Shahzad

Born: July 5, 2018 AD

Birthplace: Surab, Kalat Division, Pakistan

Lifestyle: Farmer

Shahzad was born on 5 July 2018 in the dry uplands of Surab in Pakistan’s Baluchistan, in a Pashtun household that prayed at the village mosque and lived by rainfed fields and a few animals. The state was Pakistan’s, but daily authority sat with elders, landowners, and the men who controlled water turns and access to wage work. At home he heard Pashto; in shops and school he used Urdu.

He was the second child, after his sister Amina. Their mother, Gul Bibi, managed bread and tea and washing; their father, Abdul Wahid, worked a small plot and took day labor when seed and diesel prices jumped. They lived with Abdul Wahid’s parents—Haji Karim, who held authority over family decisions, and Bibi Shirin, who shared childcare and taught the children their prayers—and his brother, Uncle Rahim.

Shahzad learned early to bring back exact change. If a shopkeeper handed him too much, he pushed the notes back across the counter and waited until the count matched. When a cup broke, he said it plainly before anyone asked.

The household grew. Maryam arrived in 2020, quiet, following Amina everywhere. Bilal came the next year, quick and loud, grabbing at everything within reach. Fuel and flour were growing expensive. Drought thinned the pasture. Abdul Wahid argued with Rahim about selling a goat.

Hamid was born in 2023, and Shahzad was old enough to hold him, fetch clean cloths, run for Bibi Shirin when the baby cried. He carried jugs from the tap, swept the courtyard, watched Hamid when the adults met visitors. In 2024 another sister, Zahra, lived only hours. After that Gul Bibi kept a tighter watch on fevers, and money went first to medicine.

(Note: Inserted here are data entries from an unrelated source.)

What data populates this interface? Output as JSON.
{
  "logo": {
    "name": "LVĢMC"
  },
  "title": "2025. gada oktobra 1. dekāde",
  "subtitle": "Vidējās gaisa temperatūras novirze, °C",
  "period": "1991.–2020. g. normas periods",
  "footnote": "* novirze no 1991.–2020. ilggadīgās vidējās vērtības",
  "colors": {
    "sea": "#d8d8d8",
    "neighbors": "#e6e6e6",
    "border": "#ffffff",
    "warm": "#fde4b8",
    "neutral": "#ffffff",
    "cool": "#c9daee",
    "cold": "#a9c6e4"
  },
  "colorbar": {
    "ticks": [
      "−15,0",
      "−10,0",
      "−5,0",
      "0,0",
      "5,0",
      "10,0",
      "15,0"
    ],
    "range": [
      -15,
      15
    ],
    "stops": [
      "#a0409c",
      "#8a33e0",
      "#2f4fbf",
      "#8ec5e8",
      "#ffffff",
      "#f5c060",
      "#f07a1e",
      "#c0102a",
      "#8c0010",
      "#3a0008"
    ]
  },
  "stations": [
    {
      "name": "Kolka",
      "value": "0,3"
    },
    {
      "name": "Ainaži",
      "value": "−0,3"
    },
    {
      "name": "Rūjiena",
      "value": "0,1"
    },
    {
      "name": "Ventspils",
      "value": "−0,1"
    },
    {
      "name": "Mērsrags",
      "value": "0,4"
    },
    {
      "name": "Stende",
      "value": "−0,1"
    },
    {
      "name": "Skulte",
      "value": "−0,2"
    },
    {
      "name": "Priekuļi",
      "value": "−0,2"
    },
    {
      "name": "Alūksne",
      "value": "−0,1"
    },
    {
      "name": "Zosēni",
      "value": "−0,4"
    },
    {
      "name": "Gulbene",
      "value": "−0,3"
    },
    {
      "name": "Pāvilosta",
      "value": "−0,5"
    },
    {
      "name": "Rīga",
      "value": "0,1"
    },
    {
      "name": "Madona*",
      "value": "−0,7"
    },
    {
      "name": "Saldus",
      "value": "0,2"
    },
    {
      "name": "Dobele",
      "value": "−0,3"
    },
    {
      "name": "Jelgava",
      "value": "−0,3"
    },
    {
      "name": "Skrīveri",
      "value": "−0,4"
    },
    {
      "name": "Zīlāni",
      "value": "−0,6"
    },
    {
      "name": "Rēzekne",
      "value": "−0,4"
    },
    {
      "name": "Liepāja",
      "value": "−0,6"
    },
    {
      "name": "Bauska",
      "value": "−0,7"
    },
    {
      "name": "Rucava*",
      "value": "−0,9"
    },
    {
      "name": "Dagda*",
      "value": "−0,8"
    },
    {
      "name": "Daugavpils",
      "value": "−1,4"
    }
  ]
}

School started that year. Shahzad copied neatly from the blackboard and could write his name and numbers, but he stared at sentences and guessed at words. Ustad Nasir made him stand and read; Amina sounded out the same lines with him at home, pointing under each word.

In early 2026 he is seven. He sits in the men’s room when guests come, quiet beside Haji Karim, who nods approvingly at his stillness. When the talk turns to prices and water, Shahzad slips outside to stack dung cakes by the wall. Later Amina checks his homework page, her finger tracing the letters he cannot quite hold in his head.